Par rapport aux pays étrangers dans lesquels vous allez, je le mets antre guillemets "servir" :

  • ne pas donner l'impression que nous nous ingérons dans une culture avec un esprit offensif, pas d'ingérence dans la vie du pays, pas d'élimination de ce qui existe, pas de concurrence par rapport aux langues traditionnelles des pays dans lesquels vous exercer votre activité.
  • être attentifs, très attentifs, à ce qui est souhaité par les pays eux-mêmes ou les dirigeants de ces pays où nous portons nos soins et notre culture.
  • détecter auprès de nos partenaires ce qui peut être fait, ce qu'ils souhaitent, ce qu'ils demandent.
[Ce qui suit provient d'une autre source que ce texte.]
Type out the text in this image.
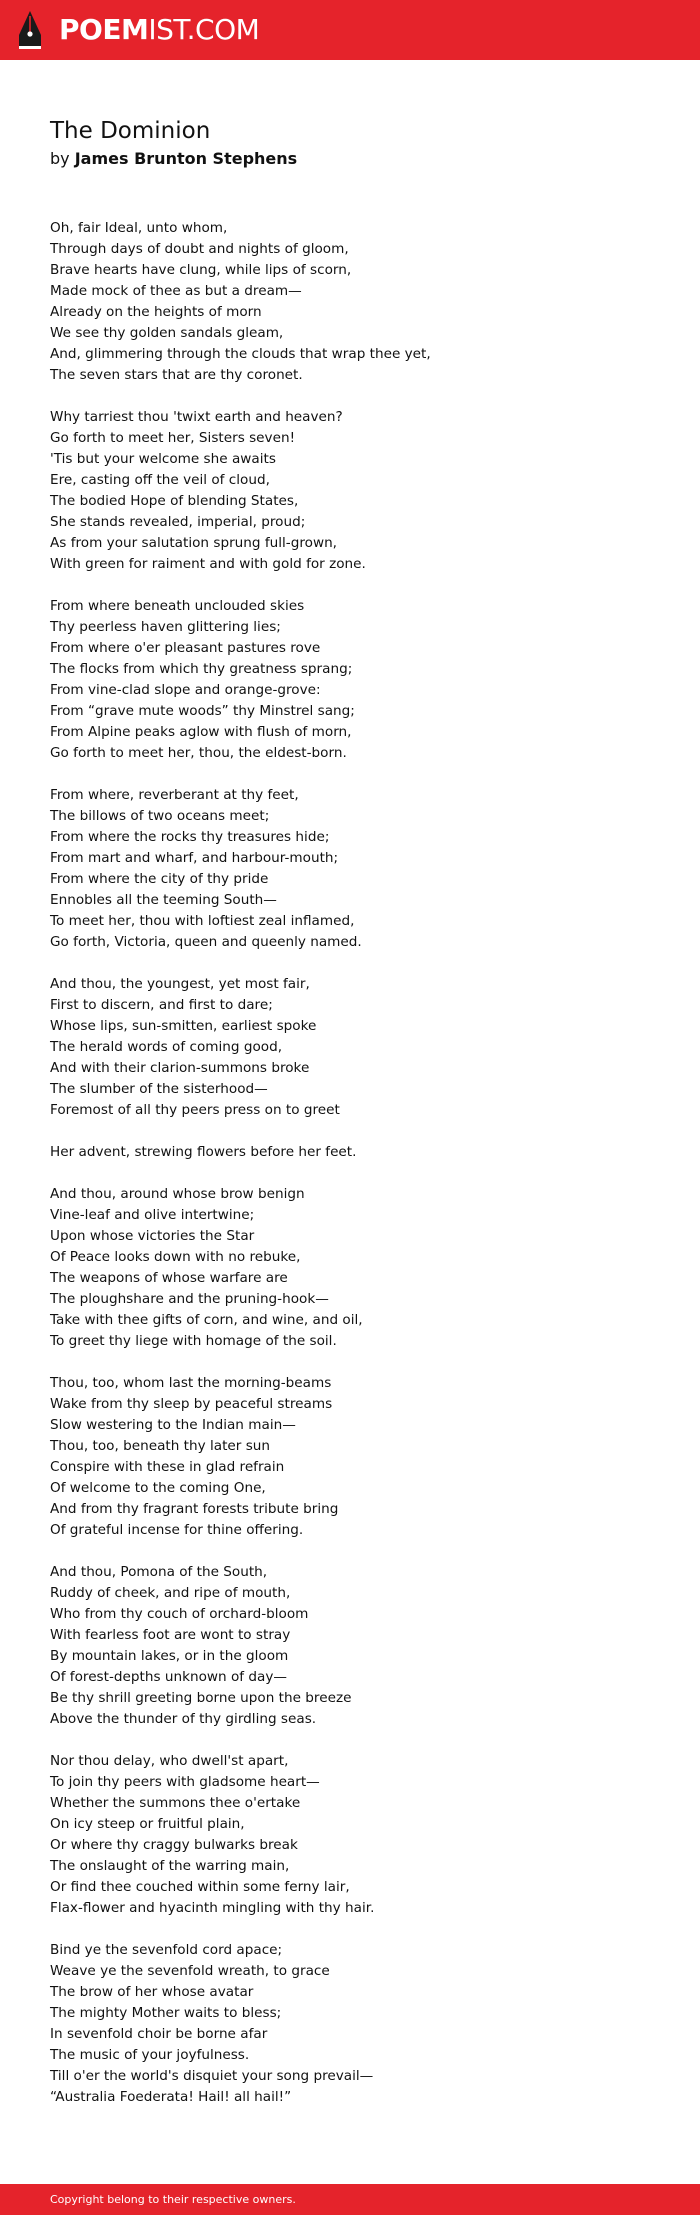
POEMIST.COM
The Dominion
by James Brunton Stephens
Oh, fair Ideal, unto whom,
Through days of doubt and nights of gloom,
Brave hearts have clung, while lips of scorn,
Made mock of thee as but a dream—
Already on the heights of morn
We see thy golden sandals gleam,
And, glimmering through the clouds that wrap thee yet,
The seven stars that are thy coronet.
Why tarriest thou 'twixt earth and heaven?
Go forth to meet her, Sisters seven!
'Tis but your welcome she awaits
Ere, casting off the veil of cloud,
The bodied Hope of blending States,
She stands revealed, imperial, proud;
As from your salutation sprung full-grown,
With green for raiment and with gold for zone.
From where beneath unclouded skies
Thy peerless haven glittering lies;
From where o'er pleasant pastures rove
The flocks from which thy greatness sprang;
From vine-clad slope and orange-grove:
From “grave mute woods” thy Minstrel sang;
From Alpine peaks aglow with flush of morn,
Go forth to meet her, thou, the eldest-born.
From where, reverberant at thy feet,
The billows of two oceans meet;
From where the rocks thy treasures hide;
From mart and wharf, and harbour-mouth;
From where the city of thy pride
Ennobles all the teeming South—
To meet her, thou with loftiest zeal inflamed,
Go forth, Victoria, queen and queenly named.
And thou, the youngest, yet most fair,
First to discern, and first to dare;
Whose lips, sun-smitten, earliest spoke
The herald words of coming good,
And with their clarion-summons broke
The slumber of the sisterhood—
Foremost of all thy peers press on to greet
Her advent, strewing flowers before her feet.
And thou, around whose brow benign
Vine-leaf and olive intertwine;
Upon whose victories the Star
Of Peace looks down with no rebuke,
The weapons of whose warfare are
The ploughshare and the pruning-hook—
Take with thee gifts of corn, and wine, and oil,
To greet thy liege with homage of the soil.
Thou, too, whom last the morning-beams
Wake from thy sleep by peaceful streams
Slow westering to the Indian main—
Thou, too, beneath thy later sun
Conspire with these in glad refrain
Of welcome to the coming One,
And from thy fragrant forests tribute bring
Of grateful incense for thine offering.
And thou, Pomona of the South,
Ruddy of cheek, and ripe of mouth,
Who from thy couch of orchard-bloom
With fearless foot are wont to stray
By mountain lakes, or in the gloom
Of forest-depths unknown of day—
Be thy shrill greeting borne upon the breeze
Above the thunder of thy girdling seas.
Nor thou delay, who dwell'st apart,
To join thy peers with gladsome heart—
Whether the summons thee o'ertake
On icy steep or fruitful plain,
Or where thy craggy bulwarks break
The onslaught of the warring main,
Or find thee couched within some ferny lair,
Flax-flower and hyacinth mingling with thy hair.
Bind ye the sevenfold cord apace;
Weave ye the sevenfold wreath, to grace
The brow of her whose avatar
The mighty Mother waits to bless;
In sevenfold choir be borne afar
The music of your joyfulness.
Till o'er the world's disquiet your song prevail—
“Australia Foederata! Hail! all hail!”
Copyright belong to their respective owners.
Trop souvent, nous nous présentons dans des pays où nous sommes présents, nombreux, avec l'idée que ce que nous apportons est bien, sans trop nous soucier de ce que souhaite le partenaire qui reçoit.
  • être attentifs aussi, toujours pour notre cause, à ce que le français peut être aujourd'hui dans le monde moderne, c'est-à-dire aux aspects multiples de la langue française, qui est non seulement la langue d'une certaine culture mais qui doit être une des langues scientifiques car il en existe d'autres. Mais ce devrait être, si l'on tient compte du nombre des francophones dans le monde, une langue scientifique majeure.
  • enfin, pas de cloisonnement entre les différentes professions que représentent les Français à l'étranger, je pense en particulier au secteur public. J'ai dit tout le monde doit se sentir mobiliser et que le résultat, doit être l'effort de tous.

Voilà un peu les réflexions que me suggèrent vos travaux. Je vous l'ai dit, je suivrai avec beaucoup d'intérêt, les conclusions de "convergences 85". Je demanderai à être informé régulièrement des suites et des progrès qui sont réalisés en matière d'utilisation des compétences des attachés linguistiques et des lecteurs, et c'est dans cet esprit que je suis intervenu aussi énergiquement que je le pouvais pour que vos moyens d'action soient le plus possibles préservés des conséquences de la nécessaire rigueur budgétaire de 1986.

Cela n'empêche pas, comme je l'ai dit tout à l'heure, la nécessaire réflexion sur une meilleure distribution dans un but de plus grande efficacité. Cela n'empêche pas non plus les initiatives, bien au contraire. Mon tempérament me porterait plutôt à être enclin à donner l'absolution, terme qui ne fait pas partie de mon registre habituel, à me montrer indulgent pour des initiatives imaginatives et créatrices même si elles ne sont pas toujours dans le droit fil de d'orthodoxie administrative, plutôt que de me contenter de la léthargie mortelle qui conduit inévitablement à la disparition et à la mort.
Je soutiendrai davantage ceux qui entreprendront, et j'en ai rencontré beaucoup, y compris ces jours derniers dans des pays éloignés et difficiles. J'excuserai davantage les initiatives qui tourneraient mal ou qui ne seraient pas suivies de conclusions, que de me contenter de rapports formalistes, pour m'endormir, sur le fait que l'on ne peut pas faire davantage ou que l'on ne peut pas mieux, que l'on ne peut pas trouver de solution aux problèmes qui nous sont posés. C'est ce que j'entends quand je dis qu'il faut poursuivre la réflexion pour une meilleure adaptation, pour une plus grande efficacité.

Vous savez que dans quelques semaines, dans quelques mois, nous tiendrons, je l'espère, la grande conférence de la francophonie. J'y travaille déjà. J'ai des contacts avec tous les pays francophones qui s'y intéressent et qui participeront, nous avons encore quelques problèmes avec le Canada, mais c'est vous dire dans quel contexte je situe vos travaux. C'est dans la grande perspective d'une action extérieure en faveur du français que je ne dissocie pas, loin de là, de l'action extérieure de la France.

Et c'est pour cela que le souhaite de tout cur un grand succès à "convergences 85''. Je vous en remercie.